This. My main development machine is a Thinkpad T60, manufactured in 2006. Still running strong. For me, it is still a supercomputer. 2x1.8GHz. 4G ram. 1400x1050. Everything I develop on it screams on anything modern. When it breaks I'm planning on moving backward in time to see if there is an older model that I can adapt to, probably without spending a single dollar, just acquiring a thrown away computer.
The T60 with that wonderful 1400x1050 screen is fab, I agree. (I wrote a sibling comment about using a 2014 Thinkpad as my main box, but I also have some older ones.) The main problem with it from a modern perspective is that it's strictly 32-bit, so can't address more than 4G RAM or run many contemporary Linux distros.
I also have a T40p, from 2003-ish, with the same 1400x1050 display. This is an even nicer computer to use in many ways - the keyboard in particular is even better than that in my T60 - but the difference in performance between 2003 and 2006 is striking. It's almost as much as the difference between 2006 and now. The T6x used Intel Core CPUs, but the T4x was still Pentium M days - single core and quite substantially slower. The T4x still has a PATA drive, so it's harder to put in a modern SSD. It's limited to 2G RAM for reasons I can't remember. It's also much less robust - the T60 series has a completely rigid chassis (and my T60 still looks like new) but the earlier T40 would bend if picked up from the front, which would cause both the case and the tracks on the motherboard to crack (the USB sockets stop working first, then everything else).
The T40p is a lovely, lovely computer - in some ways the best one I own - but it's for occasional document-writing only, not really for development any more.
This T60 is 64 bit. Core 2 T5600. My cutoff for referbishing a computer for someone is that it must be 64 bit and it must have at least two cores. Seems like anything Core 2 duo and later is good enough for almost anything most people do (except games).
Oh! That's interesting, I'm not sure I knew they existed. Mine is dual core and quite fast (for the time) but definitely 32-bit only.
Maybe I should look for a fancier one, if only to pick up the motherboard and CPU from.
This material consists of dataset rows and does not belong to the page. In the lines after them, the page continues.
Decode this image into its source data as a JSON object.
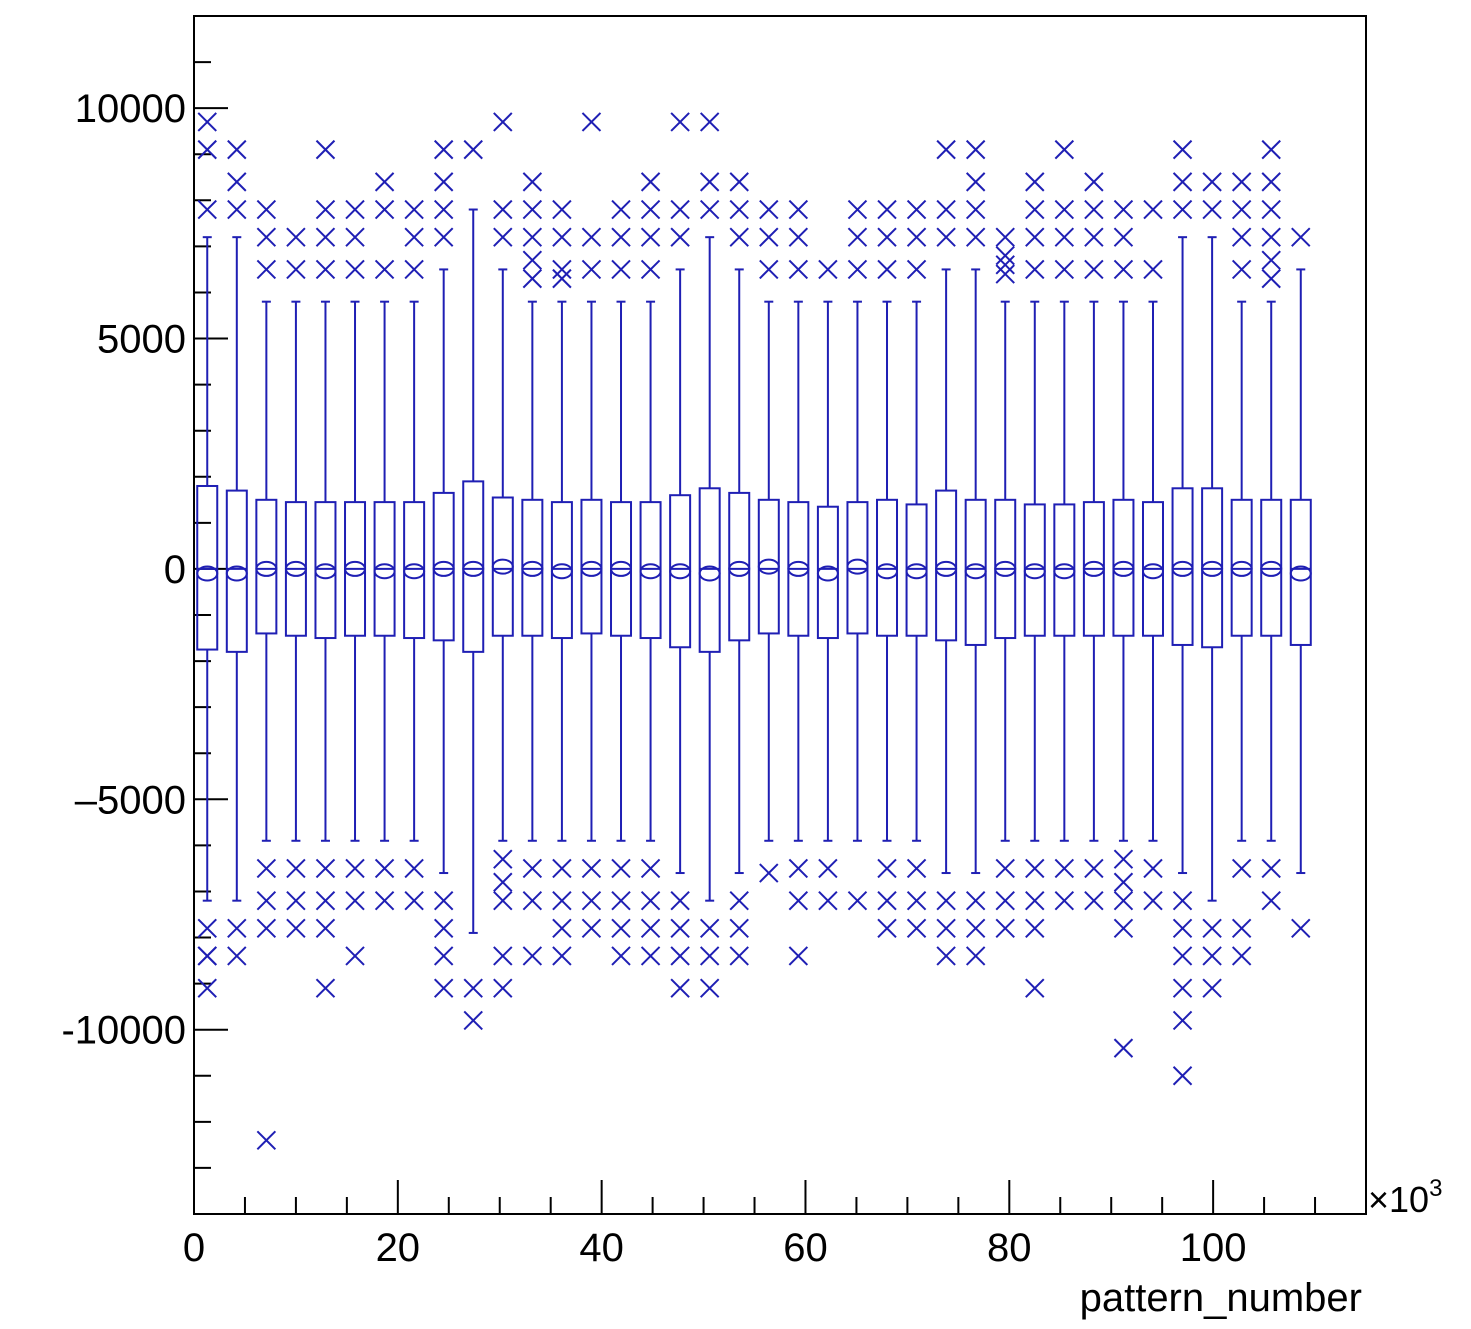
{
  "chart_data": {
    "type": "box",
    "title": "",
    "xlabel": "pattern_number",
    "ylabel": "",
    "x_multiplier_label": "×10",
    "x_multiplier_exp": "3",
    "xlim": [
      0,
      115
    ],
    "ylim": [
      -14000,
      12000
    ],
    "x_ticks": [
      0,
      20,
      40,
      60,
      80,
      100
    ],
    "x_tick_labels": [
      "0",
      "20",
      "40",
      "60",
      "80",
      "100"
    ],
    "y_ticks": [
      -10000,
      -5000,
      0,
      5000,
      10000
    ],
    "y_tick_labels": [
      "-10000",
      "–5000",
      "0",
      "5000",
      "10000"
    ],
    "grid": false,
    "legend": "none",
    "color": "#1f1fb4",
    "boxes": [
      {
        "x": 1.3,
        "q1": -1750,
        "q3": 1800,
        "median": 0,
        "mean": -100,
        "wlo": -7200,
        "whi": 7200,
        "outliers": [
          9700,
          9100,
          7800,
          -7800,
          -8400,
          -9100,
          -8400
        ]
      },
      {
        "x": 4.2,
        "q1": -1800,
        "q3": 1700,
        "median": 0,
        "mean": -100,
        "wlo": -7200,
        "whi": 7200,
        "outliers": [
          9100,
          8400,
          7800,
          -7800,
          -8400
        ]
      },
      {
        "x": 7.1,
        "q1": -1400,
        "q3": 1500,
        "median": 0,
        "mean": 0,
        "wlo": -5900,
        "whi": 5800,
        "outliers": [
          7800,
          7200,
          6500,
          -6500,
          -7200,
          -7800,
          -12400
        ]
      },
      {
        "x": 10.0,
        "q1": -1450,
        "q3": 1450,
        "median": 0,
        "mean": 0,
        "wlo": -5900,
        "whi": 5800,
        "outliers": [
          7200,
          6500,
          -6500,
          -7200,
          -7800
        ]
      },
      {
        "x": 12.9,
        "q1": -1500,
        "q3": 1450,
        "median": 0,
        "mean": -50,
        "wlo": -5900,
        "whi": 5800,
        "outliers": [
          9100,
          7800,
          7200,
          6500,
          -6500,
          -7200,
          -7800,
          -9100
        ]
      },
      {
        "x": 15.8,
        "q1": -1450,
        "q3": 1450,
        "median": 0,
        "mean": 0,
        "wlo": -5900,
        "whi": 5800,
        "outliers": [
          7800,
          7200,
          6500,
          -6500,
          -7200,
          -8400
        ]
      },
      {
        "x": 18.7,
        "q1": -1450,
        "q3": 1450,
        "median": 0,
        "mean": -50,
        "wlo": -5900,
        "whi": 5800,
        "outliers": [
          8400,
          7800,
          6500,
          -6500,
          -7200
        ]
      },
      {
        "x": 21.6,
        "q1": -1500,
        "q3": 1450,
        "median": 0,
        "mean": -50,
        "wlo": -5900,
        "whi": 5800,
        "outliers": [
          7800,
          7200,
          6500,
          -6500,
          -7200
        ]
      },
      {
        "x": 24.5,
        "q1": -1550,
        "q3": 1650,
        "median": 0,
        "mean": 0,
        "wlo": -6600,
        "whi": 6500,
        "outliers": [
          9100,
          8400,
          7800,
          7200,
          -7200,
          -7800,
          -8400,
          -9100
        ]
      },
      {
        "x": 27.4,
        "q1": -1800,
        "q3": 1900,
        "median": 0,
        "mean": 0,
        "wlo": -7900,
        "whi": 7800,
        "outliers": [
          9100,
          -9100,
          -9800
        ]
      },
      {
        "x": 30.3,
        "q1": -1450,
        "q3": 1550,
        "median": 0,
        "mean": 50,
        "wlo": -5900,
        "whi": 6500,
        "outliers": [
          9700,
          7800,
          7200,
          -6300,
          -6800,
          -7200,
          -8400,
          -9100
        ]
      },
      {
        "x": 33.2,
        "q1": -1450,
        "q3": 1500,
        "median": 0,
        "mean": 0,
        "wlo": -5900,
        "whi": 5800,
        "outliers": [
          8400,
          7800,
          7200,
          6700,
          6300,
          -6500,
          -7200,
          -8400
        ]
      },
      {
        "x": 36.1,
        "q1": -1500,
        "q3": 1450,
        "median": 0,
        "mean": -50,
        "wlo": -5900,
        "whi": 5800,
        "outliers": [
          7800,
          7200,
          6500,
          6300,
          -6500,
          -7200,
          -7800,
          -8400
        ]
      },
      {
        "x": 39.0,
        "q1": -1400,
        "q3": 1500,
        "median": 0,
        "mean": 0,
        "wlo": -5900,
        "whi": 5800,
        "outliers": [
          9700,
          7200,
          6500,
          -6500,
          -7200,
          -7800
        ]
      },
      {
        "x": 41.9,
        "q1": -1450,
        "q3": 1450,
        "median": 0,
        "mean": 0,
        "wlo": -5900,
        "whi": 5800,
        "outliers": [
          7800,
          7200,
          6500,
          -6500,
          -7200,
          -7800,
          -8400
        ]
      },
      {
        "x": 44.8,
        "q1": -1500,
        "q3": 1450,
        "median": 0,
        "mean": -50,
        "wlo": -5900,
        "whi": 5800,
        "outliers": [
          8400,
          7800,
          7200,
          6500,
          -6500,
          -7200,
          -7800,
          -8400
        ]
      },
      {
        "x": 47.7,
        "q1": -1700,
        "q3": 1600,
        "median": 0,
        "mean": -50,
        "wlo": -6600,
        "whi": 6500,
        "outliers": [
          9700,
          7800,
          7200,
          -7200,
          -7800,
          -8400,
          -9100
        ]
      },
      {
        "x": 50.6,
        "q1": -1800,
        "q3": 1750,
        "median": 0,
        "mean": -100,
        "wlo": -7200,
        "whi": 7200,
        "outliers": [
          9700,
          8400,
          7800,
          -7800,
          -8400,
          -9100
        ]
      },
      {
        "x": 53.5,
        "q1": -1550,
        "q3": 1650,
        "median": 0,
        "mean": 0,
        "wlo": -6600,
        "whi": 6500,
        "outliers": [
          8400,
          7800,
          7200,
          -7200,
          -7800,
          -8400
        ]
      },
      {
        "x": 56.4,
        "q1": -1400,
        "q3": 1500,
        "median": 0,
        "mean": 50,
        "wlo": -5900,
        "whi": 5800,
        "outliers": [
          7800,
          7200,
          6500,
          -6600
        ]
      },
      {
        "x": 59.3,
        "q1": -1450,
        "q3": 1450,
        "median": 0,
        "mean": 0,
        "wlo": -5900,
        "whi": 5800,
        "outliers": [
          7800,
          7200,
          6500,
          -6500,
          -7200,
          -8400
        ]
      },
      {
        "x": 62.2,
        "q1": -1500,
        "q3": 1350,
        "median": 0,
        "mean": -100,
        "wlo": -5900,
        "whi": 5800,
        "outliers": [
          6500,
          -6500,
          -7200
        ]
      },
      {
        "x": 65.1,
        "q1": -1400,
        "q3": 1450,
        "median": 0,
        "mean": 50,
        "wlo": -5900,
        "whi": 5800,
        "outliers": [
          7800,
          7200,
          6500,
          -7200
        ]
      },
      {
        "x": 68.0,
        "q1": -1450,
        "q3": 1500,
        "median": 0,
        "mean": -50,
        "wlo": -5900,
        "whi": 5800,
        "outliers": [
          7800,
          7200,
          6500,
          -6500,
          -7200,
          -7800
        ]
      },
      {
        "x": 70.9,
        "q1": -1450,
        "q3": 1400,
        "median": 0,
        "mean": -50,
        "wlo": -5900,
        "whi": 5800,
        "outliers": [
          7800,
          7200,
          6500,
          -6500,
          -7200,
          -7800
        ]
      },
      {
        "x": 73.8,
        "q1": -1550,
        "q3": 1700,
        "median": 0,
        "mean": 0,
        "wlo": -6600,
        "whi": 6500,
        "outliers": [
          9100,
          7800,
          7200,
          -7200,
          -7800,
          -8400
        ]
      },
      {
        "x": 76.7,
        "q1": -1650,
        "q3": 1500,
        "median": 0,
        "mean": -50,
        "wlo": -6600,
        "whi": 6500,
        "outliers": [
          9100,
          8400,
          7800,
          7200,
          -7200,
          -7800,
          -8400
        ]
      },
      {
        "x": 79.6,
        "q1": -1500,
        "q3": 1500,
        "median": 0,
        "mean": 0,
        "wlo": -5900,
        "whi": 5800,
        "outliers": [
          7200,
          6800,
          6600,
          6400,
          -6500,
          -7200,
          -7800
        ]
      },
      {
        "x": 82.5,
        "q1": -1450,
        "q3": 1400,
        "median": 0,
        "mean": -50,
        "wlo": -5900,
        "whi": 5800,
        "outliers": [
          8400,
          7800,
          7200,
          6500,
          -6500,
          -7200,
          -7800,
          -9100
        ]
      },
      {
        "x": 85.4,
        "q1": -1450,
        "q3": 1400,
        "median": 0,
        "mean": -50,
        "wlo": -5900,
        "whi": 5800,
        "outliers": [
          9100,
          7800,
          7200,
          6500,
          -6500,
          -7200
        ]
      },
      {
        "x": 88.3,
        "q1": -1450,
        "q3": 1450,
        "median": 0,
        "mean": 0,
        "wlo": -5900,
        "whi": 5800,
        "outliers": [
          8400,
          7800,
          7200,
          6500,
          -6500,
          -7200
        ]
      },
      {
        "x": 91.2,
        "q1": -1450,
        "q3": 1500,
        "median": 0,
        "mean": 0,
        "wlo": -5900,
        "whi": 5800,
        "outliers": [
          7800,
          7200,
          6500,
          -6300,
          -6800,
          -7200,
          -7800,
          -10400
        ]
      },
      {
        "x": 94.1,
        "q1": -1450,
        "q3": 1450,
        "median": 0,
        "mean": -50,
        "wlo": -5900,
        "whi": 5800,
        "outliers": [
          7800,
          6500,
          -6500,
          -7200
        ]
      },
      {
        "x": 97.0,
        "q1": -1650,
        "q3": 1750,
        "median": 0,
        "mean": 0,
        "wlo": -6600,
        "whi": 7200,
        "outliers": [
          9100,
          8400,
          7800,
          -7200,
          -7800,
          -8400,
          -9100,
          -9800,
          -11000
        ]
      },
      {
        "x": 99.9,
        "q1": -1700,
        "q3": 1750,
        "median": 0,
        "mean": 0,
        "wlo": -7200,
        "whi": 7200,
        "outliers": [
          8400,
          7800,
          -7800,
          -8400,
          -9100
        ]
      },
      {
        "x": 102.8,
        "q1": -1450,
        "q3": 1500,
        "median": 0,
        "mean": 0,
        "wlo": -5900,
        "whi": 5800,
        "outliers": [
          8400,
          7800,
          7200,
          6500,
          -6500,
          -7800,
          -8400
        ]
      },
      {
        "x": 105.7,
        "q1": -1450,
        "q3": 1500,
        "median": 0,
        "mean": 0,
        "wlo": -5900,
        "whi": 5800,
        "outliers": [
          9100,
          8400,
          7800,
          7200,
          6700,
          6300,
          -6500,
          -7200
        ]
      },
      {
        "x": 108.6,
        "q1": -1650,
        "q3": 1500,
        "median": 0,
        "mean": -100,
        "wlo": -6600,
        "whi": 6500,
        "outliers": [
          7200,
          -7800
        ]
      }
    ]
  }
}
I imagine they're quite similar in terms of performance, but the extra compatibility would be nice.
I have a T500 Core2Duo T5600 w 4GB RAM sitting in the cupboard. I pulled it out and put an SSD in it and installed Lubuntu, works fine but I have some software licenses I’ve paid for that are only available on MacOS & Windows.
Do you think it would run Windows 10 ok? I’d need to buy a license, but at this stage that might be cheaper than a new / secondhand laptop.
> Everything I develop on it screams on anything modern.
This is a very good point. I think the user experience, on average, would be quite a bit better if developers weren’t so prone to chasing glitzy new hardware that can “mask” performance problems.
On the other hand, developer’s productivity matters, so I’m not really sure what the right balance is here...
Depends on how you develop. There are many ways to improve productivity that do not require faster machines. I'm a lisper for most work so I rarely have to wait for any compilation. Every interaction developing with this computer is basically instantaneous.
Also, I find that new developers think they would benefit greatly using the fastest machines to learn to program, but then never develop a good sense of algorithmic complexity as everything just screams. On slower machines you can have the opportunity to feel the difference between O(1), O(log n), O(n), O(n^2), etc.
Mine is a little later than yours, a 2009 T400 (2x2.4ghz Core 2, 4GB RAM) - having a light weight distro (Trisquel) plus an SSD has meant that this thing still feels incredibly snappy on most things. Only 1080p video is a real stretch and even then it will just barely plow through it.
Limitatations can enable innovation.